There have been some good literary studies of Zuozhuan as well,[2] but opening it to a readership beyond the small band of early China specialists has been hampered by the lack of a modern translation. Until now, the only complete English translation was by James Legge (1815–1897), which is one of the most impressive accomplishments in all Sinology, yet maddening because of its inconvenient layout, archaic diction (and romanization), and lack of glossaries and cross-references. (The text contains a mind-boggling variety of names, often referring to the same person by diverse titles and epithets—just as Richard Neville [1428–1471] could be called Earl of Warwick, Captain of Calais, or simply Kingmaker almost interchangeably.) A recent Chinese attempt to make Legge less forbidding was basically unsuccessful.[3]

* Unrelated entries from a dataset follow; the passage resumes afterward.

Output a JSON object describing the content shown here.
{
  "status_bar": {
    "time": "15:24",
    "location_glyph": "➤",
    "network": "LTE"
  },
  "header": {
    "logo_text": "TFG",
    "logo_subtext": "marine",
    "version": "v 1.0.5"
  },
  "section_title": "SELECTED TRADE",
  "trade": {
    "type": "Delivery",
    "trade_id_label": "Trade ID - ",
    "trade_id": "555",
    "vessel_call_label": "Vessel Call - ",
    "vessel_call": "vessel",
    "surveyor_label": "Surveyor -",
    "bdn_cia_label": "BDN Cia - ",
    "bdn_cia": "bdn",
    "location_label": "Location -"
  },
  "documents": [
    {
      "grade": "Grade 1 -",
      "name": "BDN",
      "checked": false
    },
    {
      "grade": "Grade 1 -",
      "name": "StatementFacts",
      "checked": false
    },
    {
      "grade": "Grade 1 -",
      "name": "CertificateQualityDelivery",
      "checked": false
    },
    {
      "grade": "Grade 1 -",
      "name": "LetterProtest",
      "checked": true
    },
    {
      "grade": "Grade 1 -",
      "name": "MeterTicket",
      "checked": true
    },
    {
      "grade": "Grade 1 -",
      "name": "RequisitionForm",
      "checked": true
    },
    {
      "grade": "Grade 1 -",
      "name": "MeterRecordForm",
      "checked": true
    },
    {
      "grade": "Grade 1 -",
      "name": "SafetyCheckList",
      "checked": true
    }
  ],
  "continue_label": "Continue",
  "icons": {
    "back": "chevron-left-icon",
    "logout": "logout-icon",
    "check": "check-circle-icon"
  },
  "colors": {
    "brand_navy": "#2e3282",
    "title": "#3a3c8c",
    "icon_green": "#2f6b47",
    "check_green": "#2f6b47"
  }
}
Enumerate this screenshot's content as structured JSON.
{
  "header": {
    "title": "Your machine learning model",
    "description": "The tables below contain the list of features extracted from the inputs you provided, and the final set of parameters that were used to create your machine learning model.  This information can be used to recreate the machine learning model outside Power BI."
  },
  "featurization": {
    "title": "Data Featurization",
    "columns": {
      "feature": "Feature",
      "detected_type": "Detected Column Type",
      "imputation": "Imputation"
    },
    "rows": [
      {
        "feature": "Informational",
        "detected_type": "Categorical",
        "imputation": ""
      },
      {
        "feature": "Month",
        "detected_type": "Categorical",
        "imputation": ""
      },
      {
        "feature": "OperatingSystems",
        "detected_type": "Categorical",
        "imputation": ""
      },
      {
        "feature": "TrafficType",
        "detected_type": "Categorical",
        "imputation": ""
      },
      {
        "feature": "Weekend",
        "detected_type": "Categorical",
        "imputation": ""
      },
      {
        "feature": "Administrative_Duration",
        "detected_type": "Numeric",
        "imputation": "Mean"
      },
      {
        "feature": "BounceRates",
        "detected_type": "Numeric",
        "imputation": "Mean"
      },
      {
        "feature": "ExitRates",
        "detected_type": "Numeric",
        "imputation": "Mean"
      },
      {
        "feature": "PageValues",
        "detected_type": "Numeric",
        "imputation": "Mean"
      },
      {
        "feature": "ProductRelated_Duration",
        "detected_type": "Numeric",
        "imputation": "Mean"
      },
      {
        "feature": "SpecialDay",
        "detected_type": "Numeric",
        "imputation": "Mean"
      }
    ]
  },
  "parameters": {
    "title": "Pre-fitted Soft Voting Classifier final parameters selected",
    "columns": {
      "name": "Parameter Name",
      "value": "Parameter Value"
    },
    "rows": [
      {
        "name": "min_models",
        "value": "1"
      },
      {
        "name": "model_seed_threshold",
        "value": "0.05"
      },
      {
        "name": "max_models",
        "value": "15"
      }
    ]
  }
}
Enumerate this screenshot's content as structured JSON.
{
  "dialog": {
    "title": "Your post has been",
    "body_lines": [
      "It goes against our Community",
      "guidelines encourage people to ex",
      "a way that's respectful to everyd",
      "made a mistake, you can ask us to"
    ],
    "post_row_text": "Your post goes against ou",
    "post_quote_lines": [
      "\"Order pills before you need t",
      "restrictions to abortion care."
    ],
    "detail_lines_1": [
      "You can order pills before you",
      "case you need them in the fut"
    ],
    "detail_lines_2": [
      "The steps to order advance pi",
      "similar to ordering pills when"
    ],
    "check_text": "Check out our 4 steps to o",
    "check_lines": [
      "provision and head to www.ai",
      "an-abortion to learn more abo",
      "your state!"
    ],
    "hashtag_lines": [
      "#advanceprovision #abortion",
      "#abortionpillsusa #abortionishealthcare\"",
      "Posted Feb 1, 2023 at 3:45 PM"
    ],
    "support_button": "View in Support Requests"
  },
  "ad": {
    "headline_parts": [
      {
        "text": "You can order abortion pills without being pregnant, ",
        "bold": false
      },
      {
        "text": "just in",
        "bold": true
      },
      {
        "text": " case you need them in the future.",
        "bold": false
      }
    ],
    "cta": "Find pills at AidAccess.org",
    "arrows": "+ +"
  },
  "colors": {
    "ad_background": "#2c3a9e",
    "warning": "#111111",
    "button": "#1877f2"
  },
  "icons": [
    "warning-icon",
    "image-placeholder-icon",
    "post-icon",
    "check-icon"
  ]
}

The three scholars who have joined forces to produce this new translation are, therefore, to be heartily congratulated. The resulting publication is necessarily long (more than two thousand pages over three volumes) but eminently readable, with bilingual text, helpfully divided into coherent sections, and annotation that provides necessary explanations without overwhelming the reader with minutiae. The front matter includes summary essays on the nature and genesis of the text, and, crucially, its reception by literati over the many centuries of its existence. The back matter consists of the glossaries that one wishes Legge had furnished.

Naturally it is impossible to do justice to this monumental publication in a brief review; let me merely emphasize that these renowned translators, working as a trio, amount to even more than the sum of their parts because their strengths are complementary. No single human being could have handled so many aspects of this text, a case in point being the surveys of its role in later historiography and literature (see pp. lxix–lxxxiii), which is compact but rooted in three lifetimes of learning and reflection. With the possibilities for a wider audience and comparative study solidly in place, now we just need people to read the book.

 


[1] The most judicious discussion is Wai-yee Li, The Readability of the Past in Early Chinese Historiography (Cambridge, Mass., 2007), pp. 33–59. See also Barry B. Blakeley, “‘On the Authenticity and Nature of the Zuo zhuan’ Revisited,” Early China 29 (2004): 217–67.

[2] See David Schaberg, A Patterned Past: Form and Thought in Early Chinese Historiography (Cambridge, Mass., 2001), and Yuri Pines, Foundations of Confucian Thought: Intellectual Life in the Chunqiu Period, 722–453 B.C.E. (Honolulu, 2002).

[3] Zuo’s Commentary, trans. Hu Zhihui (胡志揮) (Changsha, 1996).